Não, o Rocefin não é indicado para o tratamento de gripes, constipações ou outras infeções virais. Como antibiótico, a sua ação é exclusiva contra organismos bacterianos. O uso indevido de antibióticos para tratar vírus não é eficaz e contribui para o desenvolvimento de resistência bacteriana, o que pode tornar as infeções futuras mais difíceis de tratar.

Quais são as sensações comuns durante a administração?

Quando administrado por via intramuscular, o Rocefin pode causar uma sensação transitória de dor ou desconforto no local da injeção. Para minimizar este efeito, o medicamento é por vezes diluído num anestésico local, conforme a indicação clínica. Na administração intravenosa, alguns doentes podem sentir calor ou uma leve irritação na veia. Qualquer reação invulgar ou persistente deve ser comunicada imediatamente ao profissional de saúde.

O Rocefin requer precauções alimentares específicas?

De modo geral, não existem restrições alimentares específicas associadas ao uso de Rocefin. No entanto, é recomendável manter uma hidratação adequada durante o tratamento. Ao contrário de alguns outros antibióticos, a absorção e eficácia da ceftriaxona não são significativamente afetadas pela ingestão de alimentos, uma vez que o fármaco é administrado por via injetável.

Como Rocefin deve ser armazenado e descartado?

Como Armazenar e Eliminar o Rocefin?

O armazenamento do Rocefin (ceftriaxona) é definido por requisitos oficiais que dependem da forma como o medicamento se apresenta: em pó seco ou em solução preparada.

O pó estéril não reconstituído deve ser conservado a uma Temperatura Ambiente Controlada, tipicamente entre os 20°C e os 25°C, devendo ser protegido da luz.

Relativamente à estabilidade da solução reconstituída, após a mistura com um diluente aprovado (por exemplo, Água Estéril), o fármaco apresenta um prazo de validade curto. Geralmente, a solução permanece estável por um período de até 2 dias à temperatura ambiente ou até 10 dias quando conservada sob refrigeração (4°C).

No que respeita ao manuseamento, as soluções devem, idealmente, ser preparadas imediatamente antes da administração. O produto deve ser mantido na embalagem original até ao momento da sua utilização.

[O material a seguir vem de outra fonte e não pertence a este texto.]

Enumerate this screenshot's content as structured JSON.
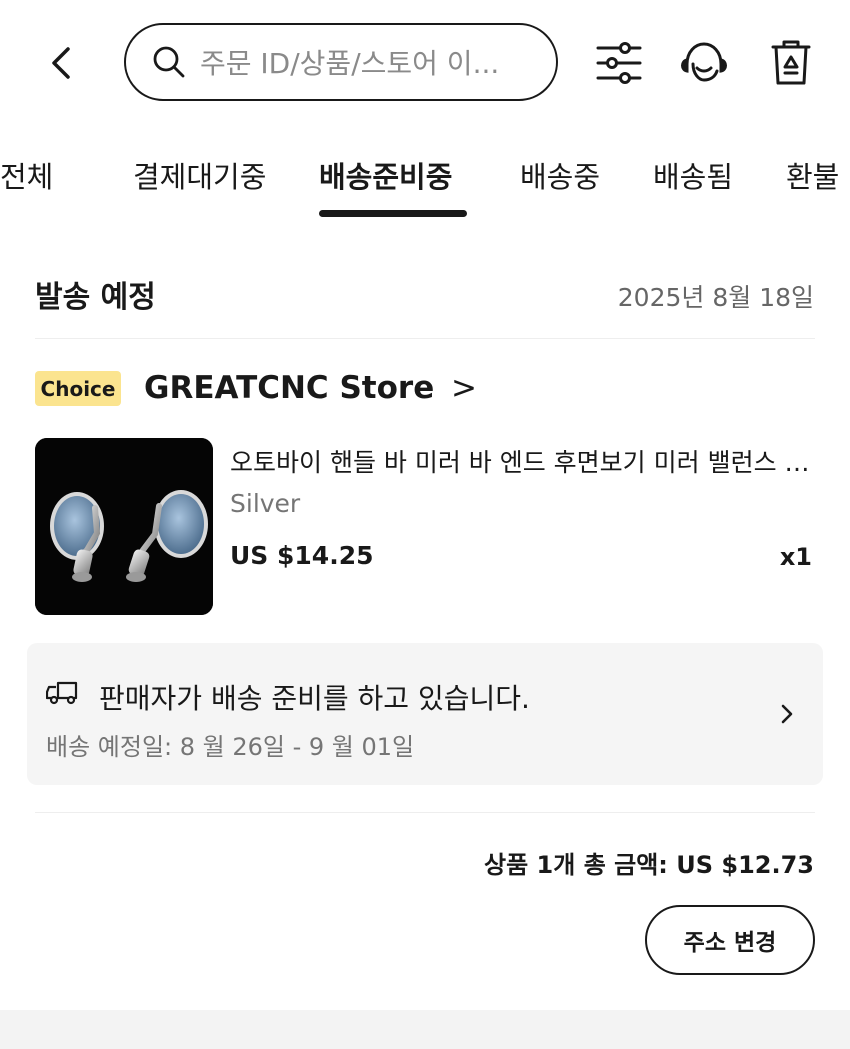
{
  "header": {
    "search_placeholder": "주문 ID/상품/스토어 이...",
    "icons": [
      "back-icon",
      "search-icon",
      "filter-sliders-icon",
      "headset-support-icon",
      "recycle-bin-icon"
    ]
  },
  "tabs": [
    {
      "label": "전체",
      "active": false
    },
    {
      "label": "결제대기중",
      "active": false
    },
    {
      "label": "배송준비중",
      "active": true
    },
    {
      "label": "배송중",
      "active": false
    },
    {
      "label": "배송됨",
      "active": false
    },
    {
      "label": "환불 &",
      "active": false
    }
  ],
  "section": {
    "title": "발송 예정",
    "date": "2025년 8월 18일"
  },
  "store": {
    "badge": "Choice",
    "name": "GREATCNC Store",
    "chevron": ">"
  },
  "product": {
    "title": "오토바이 핸들 바 미러 바 엔드 후면보기 미러 밸런스 슬...",
    "variant": "Silver",
    "price": "US $14.25",
    "quantity": "x1"
  },
  "shipping": {
    "status": "판매자가 배송 준비를 하고 있습니다.",
    "eta": "배송 예정일: 8 월 26일 - 9 월 01일"
  },
  "order": {
    "total": "상품 1개 총 금액: US $12.73",
    "change_address_label": "주소 변경"
  },
  "colors": {
    "text": "#191919",
    "muted": "#757575",
    "choice_badge": "#fbe48f",
    "panel": "#f5f5f5"
  }
}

Para a eliminação, os medicamentos não utilizados ou fora do prazo de validade devem ser descartados de forma segura através de um programa de retoma de medicamentos. Caso tal não esteja disponível, o medicamento pode ser misturado com uma substância indesejável (como terra ou borras de café) num saco selado e colocado no lixo doméstico, de forma a evitar o acesso acidental por parte de crianças e animais de estimação. As agulhas e seringas usadas devem ser obrigatoriamente eliminadas num contentor especializado para objetos cortantes e perfurantes.

Atenção! Sempre consulte um médico ou farmacêutico antes de usar pílulas ou medicamentos.